You can ask the question: what is the Disjunctive Normal Form of the Boolean function $(A,B,C)\mapsto A \oplus B \oplus C$. We can look at the table of values of the function

$$ \begin{array}{c|c|c|c} A & B & C & A\oplus B\oplus C \\ \hline 0 & 0 & 0 & 0 \\\hline 0 & 0 & 1 & 1 \\\hline 0 & 1 & 0 & 1 \\\hline 0 & 1 & 1 & 0 \\\hline 1 & 0 & 0 & 1 \\\hline 1 & 0 & 1 & 0 \\\hline 1 & 1 & 0 & 0 \\\hline 1 & 1 & 1 & 1 \\\hline \end{array} $$

Now we can build the Disjunctive Normal Form of the function $A\oplus B \oplus C$. Focus on the values $(A,B,C)$ where the functions takes value $1$. For each such value, say $(0,1,0)$, consider the conjunction $A'B C'$. Now take the disjunction ($+$) of all of these conjunctions.
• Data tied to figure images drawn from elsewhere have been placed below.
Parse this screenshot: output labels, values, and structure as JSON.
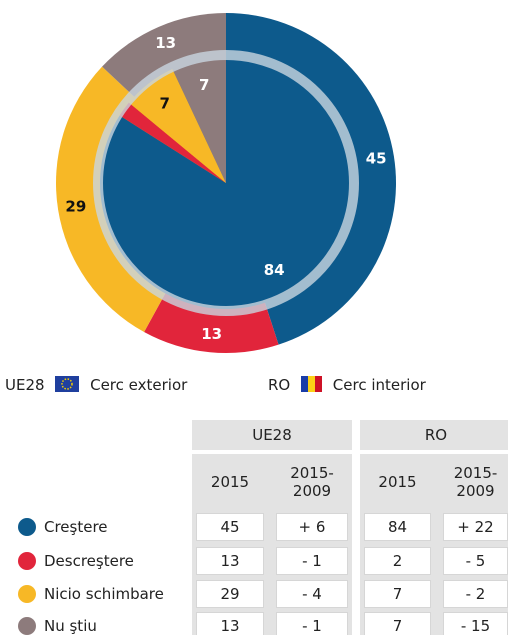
{
  "chart_data": [
    {
      "type": "donut",
      "name": "UE28",
      "label": "Cerc exterior",
      "categories": [
        "Creştere",
        "Descreştere",
        "Nicio schimbare",
        "Nu ştiu"
      ],
      "values": [
        45,
        13,
        29,
        13
      ],
      "colors": [
        "#0d5a8c",
        "#e1253b",
        "#f7b826",
        "#8d7b7c"
      ]
    },
    {
      "type": "pie",
      "name": "RO",
      "label": "Cerc interior",
      "categories": [
        "Creştere",
        "Descreştere",
        "Nicio schimbare",
        "Nu ştiu"
      ],
      "values": [
        84,
        2,
        7,
        7
      ],
      "colors": [
        "#0d5a8c",
        "#e1253b",
        "#f7b826",
        "#8d7b7c"
      ]
    }
  ],
  "table": {
    "columns": [
      "2015",
      "2015-2009"
    ],
    "changes": [
      [
        "+ 6",
        "- 1",
        "- 4",
        "- 1"
      ],
      [
        "+ 22",
        "- 5",
        "- 2",
        "- 15"
      ]
    ]
  }
}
You get your formula.

In general, $A_1 \oplus A_2 \oplus \cdots A_n$ takes value $1$ if and only if an odd number of $A_i$ take value $1$. Therefore its disjunctive normal form is

$$\sum_{\epsilon \in \{ \ , '\}^n} \prod_{i=1}^n A_i^{\epsilon_i} $$ where the sum is over all those $\epsilon$ with an odd number of $\epsilon_i = \ $ ( the empty symbol) ( that is, for an odd number of $A_i$ we considered the variable $A_i$ and not its complement $A_i'$).